Income needed for repayments has declined over the last decade

The proportion of income home loan borrowers have to set aside for repayments has declined over the last decade, according to new figures released last Friday by the Australian Bureau of Statistics (ABS).

“In 2005-06, owners with a mortgage paid 19 per cent of their total household income on housing costs. By 2015-16 this had fallen to 16 per cent,” said Dean Adams, Director of Household Characteristics and Social Reporting. “This is likely driven by lower interest rates coupled with growth in household incomes over the last decade.”

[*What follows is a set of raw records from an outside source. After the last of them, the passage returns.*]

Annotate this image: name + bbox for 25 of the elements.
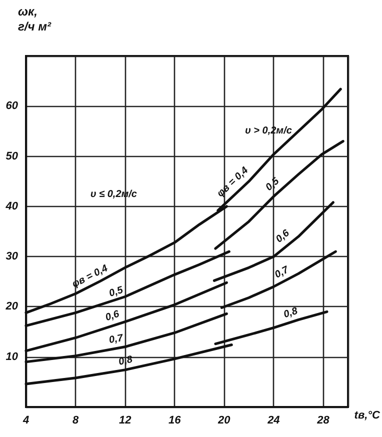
annotation: 0,7 <box>273 264 291 281</box>
annotation: 0,5 <box>264 176 282 194</box>
annotation: 0,7 <box>108 332 124 346</box>
annotation: 0,5 <box>108 284 125 300</box>
annotation: 0,8 <box>118 354 134 368</box>
y-tick-label: 40 <box>4 200 19 212</box>
x-tick-label: 4 <box>22 414 30 426</box>
x-axis-title: tв,°C <box>354 410 382 422</box>
y-tick-label: 20 <box>4 300 19 313</box>
x-tick-label: 12 <box>118 414 132 426</box>
y-tick-label: 50 <box>6 150 19 162</box>
y-tick-label: 30 <box>6 250 19 263</box>
annotation: φв = 0,4 <box>215 164 251 200</box>
y-axis-title: ωк, г/ч м² <box>18 4 52 34</box>
x-tick-label: 8 <box>72 414 80 426</box>
y-tick-label: 10 <box>6 350 19 363</box>
x-tick-label: 20 <box>217 414 232 426</box>
x-tick-label: 28 <box>316 414 330 426</box>
y-tick-label: 60 <box>6 100 19 112</box>
x-tick-label: 16 <box>168 414 182 426</box>
x-tick-label: 24 <box>266 414 280 426</box>
annotation: φв = 0,4 <box>70 262 110 290</box>
annotation: 0,6 <box>104 308 122 324</box>
annotation: 0,8 <box>282 306 300 321</box>
annotation: 0,6 <box>274 228 292 246</box>
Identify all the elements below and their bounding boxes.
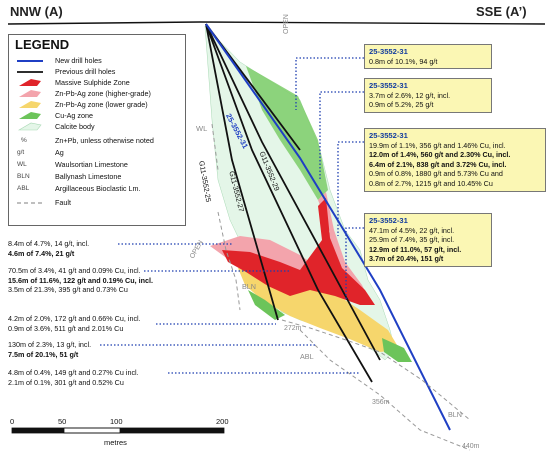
label-abl: ABL xyxy=(300,352,314,361)
label-bln-left: BLN xyxy=(242,282,256,291)
intercept-g11-25-upper: 8.4m of 4.7%, 14 g/t, incl. 4.6m of 7.4%… xyxy=(8,239,90,258)
black-line-icon xyxy=(17,71,43,73)
scale-tick-50: 50 xyxy=(58,417,67,426)
label-wl: WL xyxy=(196,124,208,133)
callout-line: 3.7m of 20.4%, 151 g/t xyxy=(369,254,444,264)
drill-hole-g11-27 xyxy=(205,23,373,383)
callout-title: 25-3552-31 xyxy=(369,47,408,56)
green-zone-swatch xyxy=(19,112,41,119)
dashed-line-icon xyxy=(17,202,43,204)
callout-line: 47.1m of 4.5%, 22 g/t, incl. xyxy=(369,225,455,235)
callout-box-1: 25-3552-31 0.8m of 10.1%, 94 g/t xyxy=(364,44,492,70)
label-depth-356: 356m xyxy=(372,399,390,406)
callout-title: 25-3552-31 xyxy=(369,131,408,140)
intercept-g11-25-lower: 4.2m of 2.0%, 172 g/t and 0.66% Cu, incl… xyxy=(8,314,141,333)
callout-line: 3.7m of 2.6%, 12 g/t, incl. xyxy=(369,90,451,100)
section-label-left: NNW (A) xyxy=(10,4,63,19)
scale-tick-100: 100 xyxy=(110,417,123,426)
label-depth-272: 272m xyxy=(284,325,302,332)
callout-line: 0.9m of 0.8%, 1880 g/t and 5.73% Cu and xyxy=(369,169,503,179)
intercept-g11-29: 130m of 2.3%, 13 g/t, incl. 7.5m of 20.1… xyxy=(8,340,92,359)
fault-line-left xyxy=(217,211,241,311)
fault-line-mid xyxy=(281,319,471,421)
callout-title: 25-3552-31 xyxy=(369,81,408,90)
drill-hole-g11-25 xyxy=(205,23,279,321)
callout-box-3: 25-3552-31 19.9m of 1.1%, 356 g/t and 1.… xyxy=(364,128,546,192)
drill-hole-25-3552-31 xyxy=(205,23,451,431)
label-open-top: OPEN xyxy=(283,14,290,34)
scale-tick-0: 0 xyxy=(10,417,15,426)
cu-ag-zone-lower-2 xyxy=(382,338,412,362)
red-zone-swatch xyxy=(19,79,41,86)
callout-line: 0.8m of 10.1%, 94 g/t xyxy=(369,56,438,66)
pink-zone-swatch xyxy=(19,90,41,97)
callout-box-2: 25-3552-31 3.7m of 2.6%, 12 g/t, incl. 0… xyxy=(364,78,492,113)
scale-unit: metres xyxy=(104,438,127,447)
callout-line: 12.9m of 11.0%, 57 g/t, incl. xyxy=(369,244,462,254)
callout-line: 19.9m of 1.1%, 356 g/t and 1.46% Cu, inc… xyxy=(369,140,506,150)
label-bln-right: BLN xyxy=(448,410,462,419)
calcite-swatch xyxy=(17,122,42,131)
fault-line-bottom xyxy=(299,329,471,451)
scale-bar xyxy=(11,427,225,434)
callout-line: 0.8m of 2.7%, 1215 g/t and 10.45% Cu xyxy=(369,178,493,188)
callout-line: 0.9m of 5.2%, 25 g/t xyxy=(369,100,434,110)
callout-line: 12.0m of 1.4%, 560 g/t and 2.30% Cu, inc… xyxy=(369,150,511,160)
callout-line: 6.4m of 2.1%, 838 g/t and 3.72% Cu, incl… xyxy=(369,159,507,169)
legend-title: LEGEND xyxy=(15,37,70,52)
fault-line-top xyxy=(211,123,219,171)
drill-hole-g11-29 xyxy=(205,23,381,361)
intercept-g11-27-upper: 70.5m of 3.4%, 41 g/t and 0.09% Cu, incl… xyxy=(8,266,154,295)
blue-line-icon xyxy=(17,60,43,62)
intercept-g11-27-lower: 4.8m of 0.4%, 149 g/t and 0.27% Cu incl.… xyxy=(8,368,139,387)
label-depth-440: 440m xyxy=(462,443,480,450)
scale-tick-200: 200 xyxy=(216,417,229,426)
section-label-right: SSE (A’) xyxy=(476,4,527,19)
callout-line: 25.9m of 7.4%, 35 g/t, incl. xyxy=(369,235,455,245)
ground-surface-line xyxy=(7,21,546,25)
yellow-zone-swatch xyxy=(19,101,41,108)
callout-box-4: 25-3552-31 47.1m of 4.5%, 22 g/t, incl. … xyxy=(364,213,492,267)
legend-panel: LEGEND New drill holes Previous drill ho… xyxy=(8,34,186,226)
callout-leaders xyxy=(100,57,364,374)
callout-title: 25-3552-31 xyxy=(369,216,408,225)
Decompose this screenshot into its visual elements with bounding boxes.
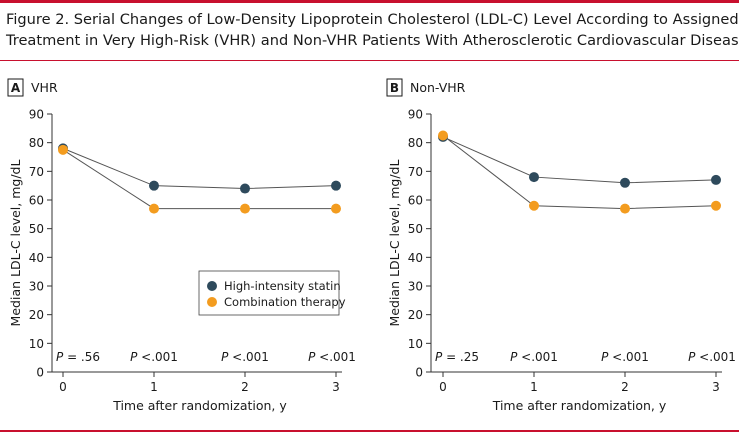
p-value-number: = .56 [63,350,100,364]
panel-letter-box [7,78,24,97]
p-value-label: P = .56 [56,350,100,364]
y-tick-label: 20 [29,308,44,322]
p-value-label: P <.001 [601,350,649,364]
y-tick-label: 10 [408,337,423,351]
x-tick-label: 3 [332,380,340,394]
y-tick-label: 10 [29,337,44,351]
y-tick-label: 0 [415,366,423,380]
x-axis-title: Time after randomization, y [492,398,667,413]
top-accent-bar [0,0,739,3]
figure-title-line-1: Figure 2. Serial Changes of Low-Density … [6,11,739,28]
data-point-statin [529,172,539,183]
p-value-label: P <.001 [130,350,178,364]
legend-box [198,270,340,316]
p-value-number: <.001 [315,350,356,364]
y-tick-label: 70 [29,165,44,179]
legend-label-statin: High-intensity statin [224,279,341,293]
panel-letter-box [386,78,403,97]
p-value-symbol: P [308,350,316,364]
bottom-accent-bar [0,430,739,432]
legend: High-intensity statin Combination therapy [198,270,346,316]
p-value-label: P <.001 [221,350,269,364]
y-axis-title: Median LDL-C level, mg/dL [387,160,402,327]
p-value-label: P <.001 [308,350,356,364]
x-tick-label: 0 [439,380,447,394]
title-divider [0,60,739,61]
data-point-combination [620,203,630,214]
data-point-statin [240,183,250,194]
legend-label-combination: Combination therapy [224,295,346,309]
x-tick-label: 1 [530,380,538,394]
legend-marker-combination [207,297,217,307]
figure-title: Figure 2. Serial Changes of Low-Density … [6,9,739,51]
p-value-symbol: P [221,350,229,364]
chart-panel-a: A VHR 0 10 20 30 40 50 60 70 80 90 0 1 2 3 Time after ra… [7,78,356,413]
y-tick-label: 90 [29,108,44,122]
panel-title: Non-VHR [410,80,466,95]
y-tick-label: 20 [408,308,423,322]
series-line-combination [62,149,336,210]
y-tick-label: 30 [29,280,44,294]
data-point-combination [58,144,68,155]
p-value-symbol: P [56,350,64,364]
p-value-symbol: P [435,350,443,364]
y-tick-label: 80 [408,136,423,150]
p-value-symbol: P [601,350,609,364]
data-point-combination [240,203,250,214]
p-value-number: <.001 [137,350,178,364]
p-value-number: <.001 [695,350,736,364]
y-axis-title: Median LDL-C level, mg/dL [8,160,23,327]
p-value-label: P <.001 [688,350,736,364]
p-value-number: = .25 [442,350,479,364]
data-point-statin [331,180,341,191]
y-tick-label: 40 [29,251,44,265]
x-tick-label: 3 [712,380,720,394]
panel-letter: A [11,81,21,95]
figure-title-line-2: Treatment in Very High-Risk (VHR) and No… [6,32,739,49]
p-value-label: P <.001 [510,350,558,364]
p-value-symbol: P [510,350,518,364]
y-tick-label: 50 [29,222,44,236]
p-value-symbol: P [130,350,138,364]
data-point-combination [438,130,448,141]
p-value-number: <.001 [228,350,269,364]
x-axis-title: Time after randomization, y [112,398,287,413]
x-tick-label: 0 [59,380,67,394]
y-tick-label: 60 [408,194,423,208]
series-line-combination [442,135,717,210]
y-tick-label: 90 [408,108,423,122]
data-point-combination [529,200,539,211]
y-tick-label: 80 [29,136,44,150]
data-point-statin [711,174,721,185]
y-tick-label: 60 [29,194,44,208]
p-value-number: <.001 [608,350,649,364]
x-tick-label: 1 [150,380,158,394]
p-value-number: <.001 [517,350,558,364]
data-point-combination [711,200,721,211]
data-point-combination [331,203,341,214]
x-tick-label: 2 [621,380,629,394]
y-tick-label: 70 [408,165,423,179]
series-line-statin [442,136,717,184]
p-value-symbol: P [688,350,696,364]
x-tick-label: 2 [241,380,249,394]
data-point-statin [149,180,159,191]
y-tick-label: 30 [408,280,423,294]
y-tick-label: 40 [408,251,423,265]
data-point-combination [149,203,159,214]
panel-letter: B [390,81,399,95]
legend-marker-statin [207,281,217,291]
data-point-statin [620,177,630,188]
series-line-statin [62,147,337,190]
p-value-label: P = .25 [435,350,479,364]
y-tick-label: 0 [36,366,44,380]
chart-panel-b: B Non-VHR 0 10 20 30 40 50 60 70 80 90 0 1 2 3 Time afte… [386,78,736,413]
panel-title: VHR [31,80,58,95]
y-tick-label: 50 [408,222,423,236]
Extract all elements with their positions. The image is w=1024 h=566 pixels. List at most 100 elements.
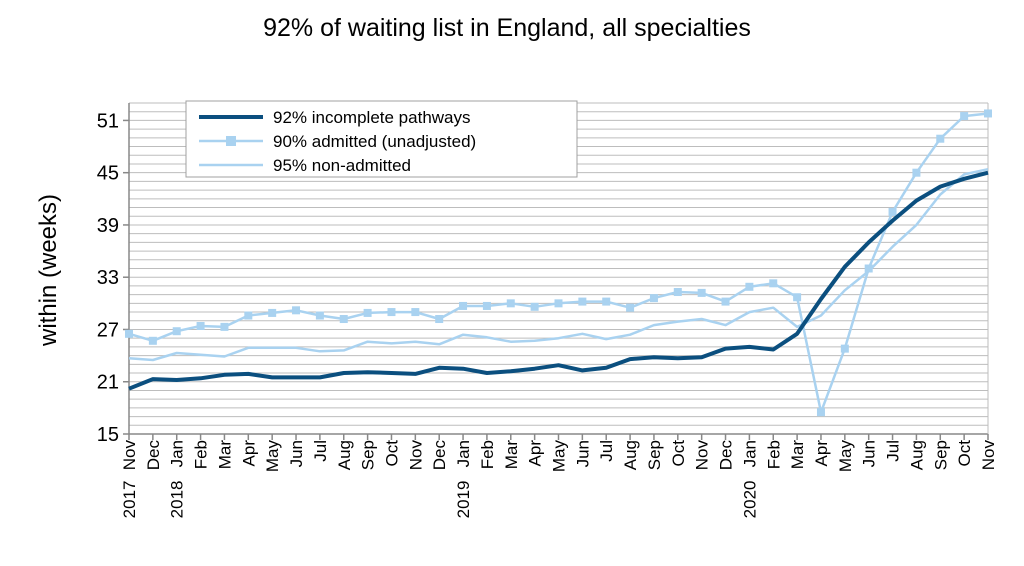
x-tick-label: Feb [192, 440, 211, 469]
data-point [315, 311, 324, 320]
x-tick-label: May [836, 440, 855, 473]
x-tick-label: Jul [311, 440, 330, 462]
x-tick-label: Apr [812, 440, 831, 467]
legend-marker [226, 136, 236, 146]
data-point [172, 327, 181, 336]
x-tick-label: Jun [860, 440, 879, 467]
x-tick-label: Feb [764, 440, 783, 469]
data-point [435, 315, 444, 324]
y-tick-label: 51 [97, 110, 119, 132]
y-tick-label: 27 [97, 319, 119, 341]
y-tick-label: 45 [97, 163, 119, 185]
legend-label: 90% admitted (unadjusted) [273, 132, 476, 151]
data-point [363, 308, 372, 317]
x-tick-label: Jul [884, 440, 903, 462]
x-year-label: 2018 [168, 481, 187, 519]
data-point [220, 322, 229, 331]
data-point [578, 297, 587, 306]
x-tick-label: Nov [120, 440, 139, 471]
series-line [128, 170, 989, 391]
x-tick-label: Aug [335, 440, 354, 470]
x-tick-label: Mar [502, 440, 521, 470]
data-point [506, 299, 515, 308]
data-point [125, 329, 133, 338]
x-tick-label: Dec [430, 440, 449, 471]
data-point [530, 302, 539, 311]
data-point [268, 308, 277, 317]
x-tick-label: May [263, 440, 282, 473]
data-point [339, 315, 348, 324]
data-point [459, 301, 468, 310]
data-point [960, 112, 969, 121]
x-tick-label: Mar [788, 440, 807, 470]
x-tick-label: Apr [526, 440, 545, 467]
data-point [411, 308, 420, 317]
y-tick-labels: 15 21 27 33 39 45 51 [97, 110, 119, 446]
data-point [745, 282, 754, 291]
data-point [387, 308, 396, 317]
data-point [721, 297, 730, 306]
legend-label: 92% incomplete pathways [273, 108, 471, 127]
chart-title: 92% of waiting list in England, all spec… [263, 14, 751, 42]
data-point [554, 299, 563, 308]
x-year-label: 2019 [454, 481, 473, 519]
data-point [292, 306, 301, 315]
x-tick-label: Sep [359, 440, 378, 470]
x-tick-labels: Nov Dec Jan Feb Mar Apr May Jun Jul Aug Sep Oct Nov D… [120, 440, 998, 519]
data-point [769, 279, 778, 288]
data-point [912, 168, 921, 177]
y-tick-label: 21 [97, 372, 119, 394]
x-tick-label: Nov [979, 440, 998, 471]
y-tick-label: 15 [97, 424, 119, 446]
x-tick-label: Oct [382, 440, 401, 467]
x-tick-label: Dec [144, 440, 163, 471]
x-year-label: 2017 [120, 481, 139, 519]
x-tick-label: Nov [406, 440, 425, 471]
x-tick-label: Apr [239, 440, 258, 467]
data-point [888, 207, 897, 216]
series-line [128, 167, 989, 362]
y-axis-label: within (weeks) [35, 194, 62, 347]
series-lines [125, 109, 992, 417]
legend: 92% incomplete pathways 90% admitted (una… [185, 100, 578, 178]
x-tick-label: Feb [478, 440, 497, 469]
x-tick-label: Aug [621, 440, 640, 470]
data-point [864, 264, 873, 273]
y-tick-label: 33 [97, 267, 119, 289]
x-tick-label: Mar [215, 440, 234, 470]
data-point [602, 297, 611, 306]
x-year-label: 2020 [740, 481, 759, 519]
x-tick-label: Aug [907, 440, 926, 470]
x-tick-label: Jan [740, 440, 759, 467]
data-point [673, 288, 682, 297]
gridlines [129, 102, 988, 426]
x-tick-label: May [550, 440, 569, 473]
x-tick-label: Jan [454, 440, 473, 467]
data-point [936, 134, 945, 143]
x-tick-label: Jul [597, 440, 616, 462]
data-point [244, 311, 253, 320]
x-tick-label: Jan [168, 440, 187, 467]
x-tick-label: Oct [955, 440, 974, 467]
data-point [148, 336, 157, 345]
x-tick-label: Sep [645, 440, 664, 470]
x-tick-label: Dec [717, 440, 736, 471]
data-point [626, 303, 635, 312]
axes [123, 103, 989, 440]
data-point [984, 109, 992, 118]
legend-label: 95% non-admitted [273, 156, 411, 175]
x-tick-label: Jun [287, 440, 306, 467]
data-point [816, 408, 825, 417]
x-tick-label: Sep [931, 440, 950, 470]
x-tick-label: Oct [669, 440, 688, 467]
data-point [482, 301, 491, 310]
data-point [697, 288, 706, 297]
data-point [793, 293, 802, 302]
data-point [840, 344, 849, 353]
y-tick-label: 39 [97, 215, 119, 237]
x-tick-label: Nov [693, 440, 712, 471]
data-point [196, 321, 205, 330]
data-point [649, 294, 658, 303]
x-tick-label: Jun [573, 440, 592, 467]
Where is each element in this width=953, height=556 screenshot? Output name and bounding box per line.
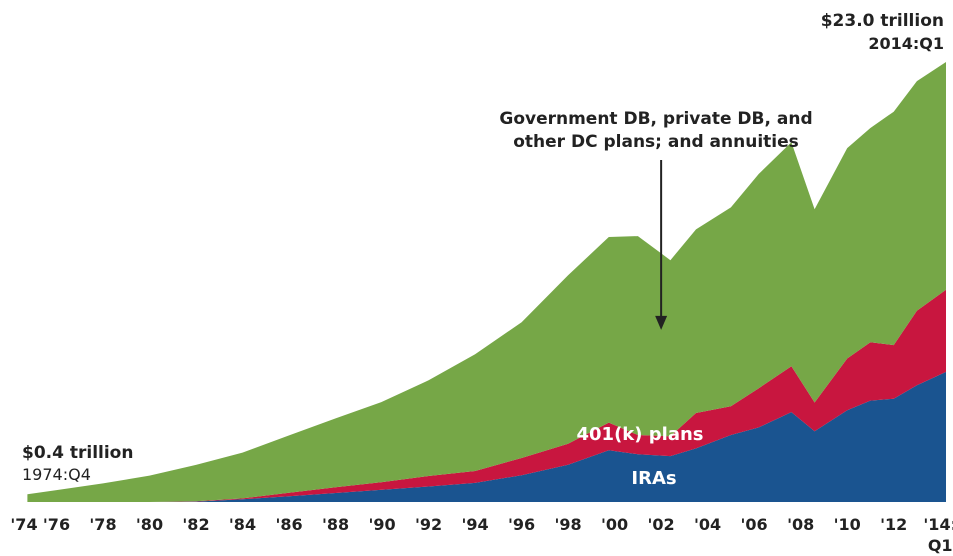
401k-series-label: 401(k) plans	[577, 424, 704, 445]
x-tick-label: '76	[43, 515, 70, 534]
x-tick-sub-label: Q1	[928, 536, 953, 555]
x-tick-label: '02	[648, 515, 675, 534]
area-series-2	[27, 62, 946, 502]
green-series-label-line2: other DC plans; and annuities	[513, 132, 799, 152]
x-tick-label: '74	[10, 515, 37, 534]
x-tick-label: '12	[880, 515, 907, 534]
area-series-1	[27, 289, 946, 502]
x-tick-label: '82	[182, 515, 209, 534]
x-tick-label: '00	[601, 515, 628, 534]
x-tick-label: '98	[555, 515, 582, 534]
x-tick-label: '88	[322, 515, 349, 534]
area-series-0	[27, 371, 946, 502]
x-tick-label: '08	[787, 515, 814, 534]
end-value-label: $23.0 trillion	[821, 11, 944, 31]
x-tick-label: '86	[276, 515, 303, 534]
green-series-label-line1: Government DB, private DB, and	[499, 109, 812, 129]
x-axis-ticks: '74 '76 '78 '80 '82 '84 '86 '88 '90 '92 '94 '96 '98 '…	[10, 515, 953, 555]
x-tick-label: '04	[694, 515, 721, 534]
stacked-areas	[27, 62, 946, 502]
x-tick-label: '84	[229, 515, 256, 534]
x-tick-label: '78	[89, 515, 116, 534]
ira-series-label: IRAs	[631, 468, 676, 489]
x-tick-label: '80	[136, 515, 163, 534]
x-tick-label: '06	[741, 515, 768, 534]
start-period-label: 1974:Q4	[22, 465, 91, 484]
x-tick-label: '14:	[923, 515, 953, 534]
x-tick-label: '10	[834, 515, 861, 534]
annotation-arrow-head	[655, 315, 668, 330]
x-tick-label: '90	[369, 515, 396, 534]
x-tick-label: '94	[462, 515, 489, 534]
end-period-label: 2014:Q1	[868, 34, 944, 53]
x-tick-label: '92	[415, 515, 442, 534]
x-tick-label: '96	[508, 515, 535, 534]
start-value-label: $0.4 trillion	[22, 443, 133, 463]
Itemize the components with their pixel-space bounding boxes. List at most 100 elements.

The average mortgaged household now spends less of its income on housing than it does on food, a major turnaround from earlier surveys. (Housing costs include mortgage repayments, as well as water and rate payments.)

Adjusted for inflation, the average mortgaged household paid $434 per week in 2015-16, which hasn’t changed that much from 2005-06. Over the same period, the average income of mortgaged households grew from $2,272 per week to $2,759.

According to Adams, mortgage and property values have increased over the last decade. Ten years ago, the real median dwelling value was $449,000. This has since climbed to $520,000.

The burden imposed on mortgaged households might actually be lower than the survey suggested. “Our survey measures what they chose to pay in mortgage costs, not what they had to pay. As rates have come down, some will have spent more than they need to in order to get ahead on their loans,” Adams said.  

Canberra is the easiest city to shoulder a mortgage in, with monthly payments of 15% of income. Darwin is the most expensive, with monthly payments of 18%. Both Sydney and Hobart have monthly payments of 17%, while Melbourne, Brisbane, Adelaide, and Perth have monthly payments of 16%.

The latest data makes it clear that low-income households were feeling greater mortgage stress. The poorest households are now spending 28% of their income on housing, compared to 23% a decade ago.